One good example: the bill calls for the collection of "internet connection records", the digital equivalent of phone call records, which show the domains visited by internet users but not their content. But it turns out these records don't exist in this form: the bill actually invented both the phrase and the concept. As one provider commented at the time, anyone in favour of their collection "do not understand how the Internet works". 

Politicians have a long and colourful history of taking on topics - even ministerial posts - in fields they know little to nothing about. This, in itself, is a problem. But politicians themselves are often the people extolling importance of technology, especially to the British economy - which makes their own lack of knowledge particularly grating. No politician would feel comfortable admitting a lack of knowledge, on, say, economics. I can’t imagine Goldsmith guffawing "Oh, the deficit?  That's all Greek to me!"  over dinner with Cameron. 
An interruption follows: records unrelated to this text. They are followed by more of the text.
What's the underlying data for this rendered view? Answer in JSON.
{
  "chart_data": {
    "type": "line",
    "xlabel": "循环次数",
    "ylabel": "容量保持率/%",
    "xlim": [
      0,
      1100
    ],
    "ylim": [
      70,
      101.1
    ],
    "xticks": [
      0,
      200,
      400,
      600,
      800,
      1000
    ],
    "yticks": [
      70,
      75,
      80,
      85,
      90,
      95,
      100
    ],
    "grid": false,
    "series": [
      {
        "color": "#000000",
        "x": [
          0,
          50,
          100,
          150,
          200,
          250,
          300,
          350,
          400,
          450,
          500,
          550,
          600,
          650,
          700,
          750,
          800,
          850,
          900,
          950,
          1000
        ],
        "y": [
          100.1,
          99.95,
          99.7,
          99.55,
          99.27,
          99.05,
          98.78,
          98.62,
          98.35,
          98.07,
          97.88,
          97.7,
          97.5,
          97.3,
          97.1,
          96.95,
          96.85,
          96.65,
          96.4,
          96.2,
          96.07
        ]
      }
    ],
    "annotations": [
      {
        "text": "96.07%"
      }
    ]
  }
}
The mayoral candidates on stage at the DebateTech hustings this week were eager to agree that tech is London’s fastest growing industry, but could do little more than bleat the words “tech hub” with fear in their eyes that someone might ask them what exactly that meant. (A notable exception was Green candidate Sian Berry, who has actually worked for a tech start-up.) It was telling that all were particularly keen on improving internet speeds -  probably because this is something they do have day-to-day engagement with. Just don't ask them how to go about doing it.

The existence of organisations like Tech London Advocates, the industry group which co-organised the hustings, is important, and can go some way towards educating the future mayor on the issues the industry faces. But the technology and information sectors have been responsible for 30 per cent of job growth in the capital since 2009 - we can't afford to have a mayor who blanches at the mention of code. 

If we’re to believe the politicians themselves, with all their talk of coding camps and skills incubators and teaching the elderly to email, we need a political sphere where boasting that you're not "techy" isn’t cool or funny - it’s just kind of embarrassing. 

Barbara Speed is a technology and digital culture writer at the New Statesman and a staff writer at CityMetric.